Re: [PATCH] scsi: zfcp: fix use-after-free in zfcp_unit_remove
From: Qinglang Miao
Date: Wed Nov 25 2020 - 20:28:02 EST
在 2020/11/26 1:06, Benjamin Block 写道:
On Fri, Nov 20, 2020 at 03:48:54PM +0800, Qinglang Miao wrote:
kfree(port) is called in put_device(&port->dev) so that following
use would cause use-after-free bug.
The former put_device is redundant for device_unregister contains
put_device already.
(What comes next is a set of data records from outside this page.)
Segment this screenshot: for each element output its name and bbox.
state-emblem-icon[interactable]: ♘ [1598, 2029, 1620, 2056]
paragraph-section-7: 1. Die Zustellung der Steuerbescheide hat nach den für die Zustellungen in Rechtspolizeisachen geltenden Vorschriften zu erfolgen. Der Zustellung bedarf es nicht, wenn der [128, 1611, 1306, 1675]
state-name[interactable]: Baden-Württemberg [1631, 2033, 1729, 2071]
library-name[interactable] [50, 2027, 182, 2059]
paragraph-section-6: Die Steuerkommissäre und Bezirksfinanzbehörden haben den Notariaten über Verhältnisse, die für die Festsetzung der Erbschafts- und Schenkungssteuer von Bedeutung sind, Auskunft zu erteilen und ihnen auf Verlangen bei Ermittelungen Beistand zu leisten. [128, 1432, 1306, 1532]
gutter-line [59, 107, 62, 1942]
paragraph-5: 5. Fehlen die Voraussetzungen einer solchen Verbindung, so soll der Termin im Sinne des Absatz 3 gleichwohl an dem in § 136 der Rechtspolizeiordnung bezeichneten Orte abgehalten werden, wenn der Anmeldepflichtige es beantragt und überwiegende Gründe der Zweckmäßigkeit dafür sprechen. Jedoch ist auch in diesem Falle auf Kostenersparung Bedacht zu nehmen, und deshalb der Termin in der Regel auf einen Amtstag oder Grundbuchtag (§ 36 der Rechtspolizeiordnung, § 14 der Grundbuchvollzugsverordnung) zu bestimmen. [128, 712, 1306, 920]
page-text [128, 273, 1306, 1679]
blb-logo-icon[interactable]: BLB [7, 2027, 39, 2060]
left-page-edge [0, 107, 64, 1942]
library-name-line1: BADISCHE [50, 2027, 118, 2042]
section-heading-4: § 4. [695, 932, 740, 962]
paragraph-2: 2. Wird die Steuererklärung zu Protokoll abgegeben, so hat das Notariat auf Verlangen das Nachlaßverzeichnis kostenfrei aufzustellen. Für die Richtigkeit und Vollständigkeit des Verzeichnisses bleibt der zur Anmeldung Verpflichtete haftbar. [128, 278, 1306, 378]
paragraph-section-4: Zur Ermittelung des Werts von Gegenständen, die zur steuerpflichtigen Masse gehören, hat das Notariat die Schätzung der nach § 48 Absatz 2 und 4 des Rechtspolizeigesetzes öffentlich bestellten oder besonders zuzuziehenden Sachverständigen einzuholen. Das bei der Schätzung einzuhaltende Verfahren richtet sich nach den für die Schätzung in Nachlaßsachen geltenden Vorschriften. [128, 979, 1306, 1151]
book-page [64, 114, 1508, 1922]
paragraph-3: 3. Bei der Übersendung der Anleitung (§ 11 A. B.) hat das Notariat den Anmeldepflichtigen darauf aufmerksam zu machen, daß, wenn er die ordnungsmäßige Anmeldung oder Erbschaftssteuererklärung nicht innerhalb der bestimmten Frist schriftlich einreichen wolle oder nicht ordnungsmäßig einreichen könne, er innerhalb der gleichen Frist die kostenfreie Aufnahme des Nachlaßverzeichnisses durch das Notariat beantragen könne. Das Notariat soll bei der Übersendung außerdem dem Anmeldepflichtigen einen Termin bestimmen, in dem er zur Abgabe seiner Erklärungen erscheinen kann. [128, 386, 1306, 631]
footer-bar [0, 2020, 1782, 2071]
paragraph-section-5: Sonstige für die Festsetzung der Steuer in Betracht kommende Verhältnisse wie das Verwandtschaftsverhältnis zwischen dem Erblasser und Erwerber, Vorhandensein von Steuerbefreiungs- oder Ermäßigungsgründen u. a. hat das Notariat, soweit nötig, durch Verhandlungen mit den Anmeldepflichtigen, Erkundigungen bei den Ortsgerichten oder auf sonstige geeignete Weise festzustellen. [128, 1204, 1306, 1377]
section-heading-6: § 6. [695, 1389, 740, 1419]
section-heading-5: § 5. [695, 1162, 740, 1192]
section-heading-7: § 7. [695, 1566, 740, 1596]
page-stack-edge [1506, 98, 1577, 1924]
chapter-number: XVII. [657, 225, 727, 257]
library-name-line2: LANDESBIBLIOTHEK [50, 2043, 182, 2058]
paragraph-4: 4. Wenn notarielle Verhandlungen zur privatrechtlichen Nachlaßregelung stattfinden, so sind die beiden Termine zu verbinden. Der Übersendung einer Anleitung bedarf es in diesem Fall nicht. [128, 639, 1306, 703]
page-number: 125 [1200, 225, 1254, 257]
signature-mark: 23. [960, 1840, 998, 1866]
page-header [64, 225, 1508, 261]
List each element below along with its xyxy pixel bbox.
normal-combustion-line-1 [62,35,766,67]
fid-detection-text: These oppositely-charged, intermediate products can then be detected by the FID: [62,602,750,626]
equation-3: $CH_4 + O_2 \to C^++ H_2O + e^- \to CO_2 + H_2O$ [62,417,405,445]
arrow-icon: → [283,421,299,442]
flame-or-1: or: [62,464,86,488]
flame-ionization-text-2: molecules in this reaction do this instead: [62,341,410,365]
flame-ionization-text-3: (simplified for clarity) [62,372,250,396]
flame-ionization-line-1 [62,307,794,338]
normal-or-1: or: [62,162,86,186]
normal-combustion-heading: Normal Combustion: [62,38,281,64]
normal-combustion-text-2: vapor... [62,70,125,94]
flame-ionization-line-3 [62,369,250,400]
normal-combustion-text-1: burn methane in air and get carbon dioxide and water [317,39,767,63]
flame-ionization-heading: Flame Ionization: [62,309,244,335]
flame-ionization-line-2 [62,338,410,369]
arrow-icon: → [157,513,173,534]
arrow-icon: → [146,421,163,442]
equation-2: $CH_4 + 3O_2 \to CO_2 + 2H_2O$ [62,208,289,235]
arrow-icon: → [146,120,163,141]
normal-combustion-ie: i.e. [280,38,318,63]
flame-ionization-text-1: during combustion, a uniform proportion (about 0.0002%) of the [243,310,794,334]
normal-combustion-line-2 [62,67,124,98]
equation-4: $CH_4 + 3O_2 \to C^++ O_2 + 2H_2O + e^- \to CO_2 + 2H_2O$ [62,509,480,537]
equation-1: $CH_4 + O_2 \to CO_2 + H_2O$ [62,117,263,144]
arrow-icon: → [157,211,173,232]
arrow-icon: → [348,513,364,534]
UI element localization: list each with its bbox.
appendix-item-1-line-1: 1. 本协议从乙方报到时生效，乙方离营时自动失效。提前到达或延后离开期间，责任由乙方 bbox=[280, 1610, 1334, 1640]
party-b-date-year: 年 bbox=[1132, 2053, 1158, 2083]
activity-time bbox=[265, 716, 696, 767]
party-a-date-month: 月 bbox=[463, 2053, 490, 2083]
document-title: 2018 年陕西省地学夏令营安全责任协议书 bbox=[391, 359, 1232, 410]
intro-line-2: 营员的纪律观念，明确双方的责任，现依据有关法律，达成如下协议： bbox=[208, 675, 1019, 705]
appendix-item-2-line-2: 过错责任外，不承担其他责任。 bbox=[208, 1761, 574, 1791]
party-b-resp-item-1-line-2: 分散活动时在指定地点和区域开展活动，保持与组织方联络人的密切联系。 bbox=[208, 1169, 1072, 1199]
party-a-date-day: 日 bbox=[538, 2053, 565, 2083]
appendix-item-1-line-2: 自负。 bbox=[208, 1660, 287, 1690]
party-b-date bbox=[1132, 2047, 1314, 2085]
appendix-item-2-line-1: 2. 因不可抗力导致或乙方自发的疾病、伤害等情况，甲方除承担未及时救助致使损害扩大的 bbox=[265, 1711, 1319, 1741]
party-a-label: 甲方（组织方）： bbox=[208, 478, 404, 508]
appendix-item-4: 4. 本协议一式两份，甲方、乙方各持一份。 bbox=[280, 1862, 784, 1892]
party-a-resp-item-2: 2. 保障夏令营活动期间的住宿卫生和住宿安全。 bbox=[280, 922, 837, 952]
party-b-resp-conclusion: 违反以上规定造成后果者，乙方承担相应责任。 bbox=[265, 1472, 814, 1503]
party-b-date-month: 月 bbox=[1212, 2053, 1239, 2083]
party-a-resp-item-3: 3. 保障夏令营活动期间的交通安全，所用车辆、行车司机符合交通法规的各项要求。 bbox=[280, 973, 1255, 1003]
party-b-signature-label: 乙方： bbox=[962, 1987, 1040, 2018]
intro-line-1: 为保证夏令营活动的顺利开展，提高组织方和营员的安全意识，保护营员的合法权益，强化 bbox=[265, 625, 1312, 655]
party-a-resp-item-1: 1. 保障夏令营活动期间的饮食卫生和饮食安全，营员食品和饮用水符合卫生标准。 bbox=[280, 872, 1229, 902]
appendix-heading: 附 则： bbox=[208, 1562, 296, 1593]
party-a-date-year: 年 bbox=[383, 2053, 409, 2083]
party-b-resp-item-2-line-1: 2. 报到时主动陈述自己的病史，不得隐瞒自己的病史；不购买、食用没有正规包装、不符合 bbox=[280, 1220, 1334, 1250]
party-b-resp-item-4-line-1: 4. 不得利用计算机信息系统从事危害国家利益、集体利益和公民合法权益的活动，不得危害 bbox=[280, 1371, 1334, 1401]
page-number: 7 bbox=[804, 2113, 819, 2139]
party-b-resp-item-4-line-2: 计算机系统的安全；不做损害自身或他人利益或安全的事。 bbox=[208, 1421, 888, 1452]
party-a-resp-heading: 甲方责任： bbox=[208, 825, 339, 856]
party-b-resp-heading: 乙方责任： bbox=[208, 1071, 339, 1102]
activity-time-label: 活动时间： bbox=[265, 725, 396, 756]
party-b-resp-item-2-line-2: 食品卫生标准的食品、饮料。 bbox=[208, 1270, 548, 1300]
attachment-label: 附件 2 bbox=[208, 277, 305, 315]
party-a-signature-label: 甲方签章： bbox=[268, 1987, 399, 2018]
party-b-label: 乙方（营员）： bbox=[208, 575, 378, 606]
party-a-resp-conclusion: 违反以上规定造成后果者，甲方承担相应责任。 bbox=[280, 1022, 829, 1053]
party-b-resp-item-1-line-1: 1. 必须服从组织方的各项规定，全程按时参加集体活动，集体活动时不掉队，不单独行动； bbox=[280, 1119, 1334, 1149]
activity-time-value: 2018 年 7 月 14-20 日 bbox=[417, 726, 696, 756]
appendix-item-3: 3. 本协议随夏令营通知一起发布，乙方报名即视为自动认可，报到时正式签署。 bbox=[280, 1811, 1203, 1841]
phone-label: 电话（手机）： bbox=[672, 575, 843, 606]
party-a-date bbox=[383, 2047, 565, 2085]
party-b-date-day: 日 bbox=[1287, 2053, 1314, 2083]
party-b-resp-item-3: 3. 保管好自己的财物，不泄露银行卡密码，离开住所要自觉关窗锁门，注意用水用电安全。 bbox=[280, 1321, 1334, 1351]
So just remove it to fix this.
Fixes: 86bdf218a717 ("[SCSI] zfcp: cleanup unit sysfs attribute usage")
Reported-by: Hulk Robot <hulkci@xxxxxxxxxx>
Signed-off-by: Qinglang Miao <miaoqinglang@xxxxxxxxxx>
---
drivers/s390/scsi/zfcp_unit.c | 2 --
1 file changed, 2 deletions(-)
diff --git a/drivers/s390/scsi/zfcp_unit.c b/drivers/s390/scsi/zfcp_unit.c
index e67bf7388..664b77853 100644
--- a/drivers/s390/scsi/zfcp_unit.c
+++ b/drivers/s390/scsi/zfcp_unit.c
@@ -255,8 +255,6 @@ int zfcp_unit_remove(struct zfcp_port *port, u64 fcp_lun)
scsi_device_put(sdev);
}
- put_device(&unit->dev);
-
device_unregister(&unit->dev);
>> return 0;
Same as in the other mail for `zfcp_sysfs_port_remove_store()`. We
explicitly get a new ref in `_zfcp_unit_find()`, so we also need to put
that away again.
Sorry, Benjamin, I don't think so, because device_unregister calls
put_device inside.
It seem's that another put_device before or after device_unregister is
useless and even might cause an use-after-free.